I'm going to talk about how to incorporate VMware into the process (and will also be of help when working on any new Imaging Toolkit project). Other virtualisation solutions can also be used, provided you follow the guidelines in this TID, but this TID specifically covers VMware.


I recommend that you use a virtual machine set to BIOS not UEFI - for two good reasons: if you create a base image on a UEFI machine, it can't then be used on a BIOS machine, and also, the later tip about snapshot would require a lot more work with UEFI! 

Creating your base image

Follow the Walkthrough to create an unattended install: this can be either by creating a WinPE ISO (which you can mount to your VMware machine) or you can use an ISO of the Windows Media, and a USB memory stick.

Which ever one you use, when you step through the Deployment Wizard, make sure you uncheck the option Automatically prepare machine for imaging after unattended installation. This will allow you to take a snapshot of a partially-complete base image (more about this later).

To use a memory stick, you need to attach it to your virtual machine, but if you try to do that after it boots, it will be too late, and the Windows Setup program will not see it. So...

  1. Create a VMware virtual machine, and configure it to use the Windows ISO as the CDROM drive.

  2. Power on the virtual machine - choose Boot to firmware or Boot to BIOS (you may wish to set the boot sequence now, so that the Network boot comes first, as this will make it easier to PXE boot later).

  3. Use VMware to attach the USB pen drive to the virtual machine, and select reboot from the firmware menu.
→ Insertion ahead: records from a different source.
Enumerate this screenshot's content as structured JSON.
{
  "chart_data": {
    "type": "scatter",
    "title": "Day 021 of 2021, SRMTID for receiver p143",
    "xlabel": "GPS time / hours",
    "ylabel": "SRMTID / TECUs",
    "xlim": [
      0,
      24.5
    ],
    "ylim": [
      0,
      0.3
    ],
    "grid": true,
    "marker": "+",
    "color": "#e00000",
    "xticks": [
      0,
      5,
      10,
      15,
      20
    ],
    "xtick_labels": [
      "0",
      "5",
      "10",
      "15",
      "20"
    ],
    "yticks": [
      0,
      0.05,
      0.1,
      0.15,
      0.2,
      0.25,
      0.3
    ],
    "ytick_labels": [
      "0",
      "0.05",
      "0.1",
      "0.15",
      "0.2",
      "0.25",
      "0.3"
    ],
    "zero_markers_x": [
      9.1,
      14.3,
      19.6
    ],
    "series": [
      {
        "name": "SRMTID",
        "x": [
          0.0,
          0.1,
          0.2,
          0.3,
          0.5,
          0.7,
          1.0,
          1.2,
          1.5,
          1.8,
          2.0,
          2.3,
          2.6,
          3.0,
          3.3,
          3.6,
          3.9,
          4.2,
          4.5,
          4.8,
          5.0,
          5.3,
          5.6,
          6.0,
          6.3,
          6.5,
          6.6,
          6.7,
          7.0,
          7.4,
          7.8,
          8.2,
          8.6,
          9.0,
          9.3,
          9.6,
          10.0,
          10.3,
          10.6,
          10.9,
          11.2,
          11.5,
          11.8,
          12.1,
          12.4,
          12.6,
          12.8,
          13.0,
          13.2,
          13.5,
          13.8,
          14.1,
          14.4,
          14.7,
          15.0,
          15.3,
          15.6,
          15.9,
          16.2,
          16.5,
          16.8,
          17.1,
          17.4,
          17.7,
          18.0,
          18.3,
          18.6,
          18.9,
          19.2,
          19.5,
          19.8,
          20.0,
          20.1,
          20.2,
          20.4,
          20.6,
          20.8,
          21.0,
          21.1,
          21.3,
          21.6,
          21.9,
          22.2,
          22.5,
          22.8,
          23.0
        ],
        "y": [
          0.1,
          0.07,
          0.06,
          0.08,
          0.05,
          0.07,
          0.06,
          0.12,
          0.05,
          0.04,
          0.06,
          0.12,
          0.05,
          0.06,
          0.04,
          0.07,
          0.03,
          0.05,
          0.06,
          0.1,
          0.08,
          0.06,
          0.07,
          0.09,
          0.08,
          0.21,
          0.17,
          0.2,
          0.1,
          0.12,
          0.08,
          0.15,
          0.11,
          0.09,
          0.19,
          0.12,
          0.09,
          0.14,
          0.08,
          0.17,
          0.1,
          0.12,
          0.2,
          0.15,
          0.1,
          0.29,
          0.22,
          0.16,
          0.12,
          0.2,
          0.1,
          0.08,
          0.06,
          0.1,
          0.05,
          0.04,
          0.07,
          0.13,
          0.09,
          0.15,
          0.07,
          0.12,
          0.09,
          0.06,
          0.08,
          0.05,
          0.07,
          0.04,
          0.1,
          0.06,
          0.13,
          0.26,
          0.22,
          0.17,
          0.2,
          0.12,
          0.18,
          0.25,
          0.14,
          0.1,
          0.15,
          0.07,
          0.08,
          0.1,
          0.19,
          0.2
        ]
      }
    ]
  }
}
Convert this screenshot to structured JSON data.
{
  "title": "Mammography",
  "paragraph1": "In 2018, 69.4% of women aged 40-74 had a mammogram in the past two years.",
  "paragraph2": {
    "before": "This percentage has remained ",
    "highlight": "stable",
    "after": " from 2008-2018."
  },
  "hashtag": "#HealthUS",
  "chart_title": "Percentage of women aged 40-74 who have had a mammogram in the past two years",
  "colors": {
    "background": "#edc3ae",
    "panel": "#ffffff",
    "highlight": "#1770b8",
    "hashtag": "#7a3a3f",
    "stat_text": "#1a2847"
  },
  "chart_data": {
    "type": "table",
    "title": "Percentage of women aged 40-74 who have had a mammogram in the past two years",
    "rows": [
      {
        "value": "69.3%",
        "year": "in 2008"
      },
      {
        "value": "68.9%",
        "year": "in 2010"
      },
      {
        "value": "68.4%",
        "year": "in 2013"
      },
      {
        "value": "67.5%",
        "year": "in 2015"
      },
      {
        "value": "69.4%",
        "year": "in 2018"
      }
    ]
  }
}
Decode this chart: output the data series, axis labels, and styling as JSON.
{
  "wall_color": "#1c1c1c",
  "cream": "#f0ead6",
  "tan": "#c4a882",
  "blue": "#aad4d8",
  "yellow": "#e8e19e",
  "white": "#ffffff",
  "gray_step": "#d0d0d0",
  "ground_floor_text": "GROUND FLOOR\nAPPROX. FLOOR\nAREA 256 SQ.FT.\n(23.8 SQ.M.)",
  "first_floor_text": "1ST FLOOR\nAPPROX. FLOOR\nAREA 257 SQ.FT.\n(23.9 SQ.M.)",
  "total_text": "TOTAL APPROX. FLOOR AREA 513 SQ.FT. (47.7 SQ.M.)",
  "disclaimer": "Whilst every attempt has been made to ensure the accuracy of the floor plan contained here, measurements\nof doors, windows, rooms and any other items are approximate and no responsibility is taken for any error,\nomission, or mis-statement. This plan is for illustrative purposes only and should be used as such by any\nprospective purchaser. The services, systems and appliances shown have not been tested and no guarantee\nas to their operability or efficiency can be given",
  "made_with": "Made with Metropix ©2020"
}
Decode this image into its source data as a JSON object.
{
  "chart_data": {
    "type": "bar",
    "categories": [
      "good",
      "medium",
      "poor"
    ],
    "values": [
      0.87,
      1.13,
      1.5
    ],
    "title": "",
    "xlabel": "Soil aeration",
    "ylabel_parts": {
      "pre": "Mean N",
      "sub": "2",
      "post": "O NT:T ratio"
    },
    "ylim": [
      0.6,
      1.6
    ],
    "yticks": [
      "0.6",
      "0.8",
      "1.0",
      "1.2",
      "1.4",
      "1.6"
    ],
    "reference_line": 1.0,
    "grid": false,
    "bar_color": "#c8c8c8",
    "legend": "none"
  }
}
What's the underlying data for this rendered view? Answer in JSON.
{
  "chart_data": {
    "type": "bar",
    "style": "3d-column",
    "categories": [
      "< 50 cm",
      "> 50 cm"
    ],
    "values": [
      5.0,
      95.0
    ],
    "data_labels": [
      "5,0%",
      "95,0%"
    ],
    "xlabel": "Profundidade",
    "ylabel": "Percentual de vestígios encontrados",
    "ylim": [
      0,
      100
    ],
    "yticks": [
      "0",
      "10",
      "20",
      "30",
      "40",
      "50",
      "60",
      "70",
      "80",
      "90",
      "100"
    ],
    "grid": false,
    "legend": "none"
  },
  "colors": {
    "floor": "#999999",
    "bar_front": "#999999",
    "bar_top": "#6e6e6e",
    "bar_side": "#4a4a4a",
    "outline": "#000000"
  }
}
  4. Let the unattended install proceed as usual.

  5. At the end of the unattended install, take a snapshot, and label it something like "pre-sysprep" (this snapshot can be used to speed-up the process of recreating a new base image at some point in the future, so that you can include the updates that are "current" at that time).

  6. Launch c:\ztoolkit\zimageprep.exe - here you may choose to include all, or specific, Windows Updates.

  7. When the process concludes, you will see a messagebox prompting you to shutdown the machine, and to take an image. Click OK to shutdown the machine.

  8. Take another snapshot, and label it something like "post-sysprep". You will be able to use this snapshot as part of a scenario to allow you to test new projects (see later).

  9. Boot the virtual machine into PXE, and use zim to take an image (see the walkthrough).


Adding the VMware machine to the File Library

Follow ENGL TID-2011013: Installing VMware Tools during the build process, this will not only install the VMware tools during a build, but will allow you to create a driver image for VMware, which lets you treat it like any other machine (you cannot automatically add a machine to the images.ini file unless the machine has at least one driver file for the chosen Operating System, and zim will not allow you to deploy a build to a machine if it does not recognise the machine type from images.ini.


Adding a snapshot option to zim.zfg

Follow ENGL TID-2011005:How to use VMware snapshots with Zim and use this option with the snapshot "post-sysprep". You can revert to the snapshot, boot into PXE, and then choose the "snapshot" option when it appears in zim. This will save you time, as you do not need to download the base image when testing settings in a project.